Hi. Glad it worked for you with Snow Leopard (10.6.x), which is the platform we used for our own testing.

Regarding the iBook, after digging a little deeper, we made another tweak to the firmware modification that we think will improve its compatibility with older versions of OS X. It is posted as firmware version 1.02nc for download from section 5.a of the Pololu USB AVR Programmer User’s Guide.
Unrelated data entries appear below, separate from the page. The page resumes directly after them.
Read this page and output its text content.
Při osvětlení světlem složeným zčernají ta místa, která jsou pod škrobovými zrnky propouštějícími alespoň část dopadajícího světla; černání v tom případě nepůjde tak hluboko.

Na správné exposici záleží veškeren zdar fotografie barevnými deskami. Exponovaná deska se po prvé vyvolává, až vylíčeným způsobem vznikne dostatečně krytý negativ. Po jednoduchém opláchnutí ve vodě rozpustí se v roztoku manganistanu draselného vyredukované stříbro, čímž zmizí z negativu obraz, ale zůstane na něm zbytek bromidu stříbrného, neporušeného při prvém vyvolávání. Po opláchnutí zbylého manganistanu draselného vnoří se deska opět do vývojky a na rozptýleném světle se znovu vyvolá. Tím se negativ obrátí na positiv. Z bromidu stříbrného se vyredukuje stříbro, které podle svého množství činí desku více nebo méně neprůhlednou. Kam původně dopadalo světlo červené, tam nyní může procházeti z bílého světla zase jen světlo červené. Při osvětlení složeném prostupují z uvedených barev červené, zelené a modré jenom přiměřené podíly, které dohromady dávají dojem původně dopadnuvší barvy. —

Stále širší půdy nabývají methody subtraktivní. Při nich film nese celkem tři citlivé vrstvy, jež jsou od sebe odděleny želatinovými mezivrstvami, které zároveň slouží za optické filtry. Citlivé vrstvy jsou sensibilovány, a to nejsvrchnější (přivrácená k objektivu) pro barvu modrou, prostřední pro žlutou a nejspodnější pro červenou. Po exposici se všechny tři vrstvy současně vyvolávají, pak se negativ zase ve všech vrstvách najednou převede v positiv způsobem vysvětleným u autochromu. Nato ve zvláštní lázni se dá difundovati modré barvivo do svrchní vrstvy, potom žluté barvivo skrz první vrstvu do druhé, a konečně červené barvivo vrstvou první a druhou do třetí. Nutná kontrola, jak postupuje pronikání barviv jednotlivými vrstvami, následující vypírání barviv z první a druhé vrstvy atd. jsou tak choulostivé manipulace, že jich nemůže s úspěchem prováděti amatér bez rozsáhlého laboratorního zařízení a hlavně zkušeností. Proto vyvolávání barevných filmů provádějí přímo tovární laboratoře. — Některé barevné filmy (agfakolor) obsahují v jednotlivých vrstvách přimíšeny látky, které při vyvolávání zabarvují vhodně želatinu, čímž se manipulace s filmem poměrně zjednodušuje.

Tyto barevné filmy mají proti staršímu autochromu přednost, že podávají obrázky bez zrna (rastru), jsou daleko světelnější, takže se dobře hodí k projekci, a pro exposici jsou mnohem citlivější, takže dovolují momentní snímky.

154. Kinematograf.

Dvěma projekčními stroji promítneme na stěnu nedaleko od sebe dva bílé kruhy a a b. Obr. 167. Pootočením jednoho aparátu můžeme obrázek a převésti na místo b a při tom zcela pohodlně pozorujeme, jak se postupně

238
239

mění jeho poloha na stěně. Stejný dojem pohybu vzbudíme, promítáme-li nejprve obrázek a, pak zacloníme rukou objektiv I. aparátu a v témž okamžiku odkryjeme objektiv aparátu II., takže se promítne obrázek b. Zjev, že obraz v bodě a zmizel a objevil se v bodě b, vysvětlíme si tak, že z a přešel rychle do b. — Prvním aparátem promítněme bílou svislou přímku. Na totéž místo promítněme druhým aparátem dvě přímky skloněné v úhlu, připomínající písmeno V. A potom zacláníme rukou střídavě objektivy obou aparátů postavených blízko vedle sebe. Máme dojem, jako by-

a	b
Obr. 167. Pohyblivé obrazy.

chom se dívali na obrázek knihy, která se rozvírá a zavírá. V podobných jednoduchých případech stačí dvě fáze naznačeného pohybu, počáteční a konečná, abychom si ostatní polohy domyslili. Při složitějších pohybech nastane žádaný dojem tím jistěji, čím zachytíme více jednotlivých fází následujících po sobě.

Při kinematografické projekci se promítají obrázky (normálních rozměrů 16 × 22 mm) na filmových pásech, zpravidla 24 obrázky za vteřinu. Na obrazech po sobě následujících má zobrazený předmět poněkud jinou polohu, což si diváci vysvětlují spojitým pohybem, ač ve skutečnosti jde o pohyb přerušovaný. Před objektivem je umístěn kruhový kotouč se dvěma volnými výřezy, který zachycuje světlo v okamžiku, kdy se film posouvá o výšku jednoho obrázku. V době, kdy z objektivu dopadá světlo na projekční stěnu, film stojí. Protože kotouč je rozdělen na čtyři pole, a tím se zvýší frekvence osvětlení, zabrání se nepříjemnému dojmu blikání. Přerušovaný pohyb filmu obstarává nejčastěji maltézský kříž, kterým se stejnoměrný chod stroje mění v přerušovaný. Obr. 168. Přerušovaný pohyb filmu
We retested this new version (1.02nc) using an up to date Mac (10.6.5), and it still works fine. We don’t have an iBook conveniently at hand for testing, so we can’t 100% promise that it will be compatible with the older system. But if you want to try it out, you can let us know how it goes. Good luck!

- Jan H.

Hmm … I’ll have to give this a try.

I do note that when I used a Windows PC to update the firmware the last time, the Windows PC would no longer recognize the USB Programmer after the firmware update was successful. I suspect that when I go to try this again, I will be unable to update the firmware because of this situation. Is there a way to update the firmware using Mac and avrdude?

*** Update:
My suspicions proved true. The Windows PC will no longer load the drivers for the programmer. I tried to uninstall and reinstall the driver, but that did not work. I looked a little deeper and found that the device is reporting the Manufacturer ID as 90 instead of 81 (I’m going by memory so I might be a little inaccurate). I tried changing the inf file to reflect what the OS is seeing but that still failed to install the drivers. Ah well.

*** Update #2:
Success. I followed the directions for forcing the programmer into bootloader mode by shorting the small pads while plugging the programmer in. I was then able to update the firmware. At first, I tried version 1.03, but that didn’t work. However, 1.02nc worked like a charm with Mac OS X 10.4.11!!!


I use it on windows and worked fine. But I want that my mac works too then I updated my firmware to 1.02nc but my windows does not recognize my programmer anymore and avrdude is not working on macosx.

I’m using atmega328p with arduino bootloader and using this line:

avrdude -p m328p -c arduino -P /dev/cu.usbmodem00010691 -U flash:w:TrunetClock.hex

Also, I tried to downgrade my firmware but after trying short bootloader pins a lot I’m not able to put programmer in bootloader mode to upgrade to 1.03 and use it on windows again.

Do you have any idea:

  1. Making my avrdude working on macosx
  2. Upgrade/Downgrade firmware to use it again on windows.


Wagner Sartori Junior

Where did you get avrdude from, how did you install it, and what exact error message or unexpected behavior is happening? Without knowing that, all I can suggest is that you download the CrossPack for AVR Development.

Please follow the instructions on this page:

The important thing is that the bootloader pads must be shorted when the programmer powers on. The programmer can be inadvertently powered through its programming cable, so that needs to be disconnected before trying to get it in to bootloader mode.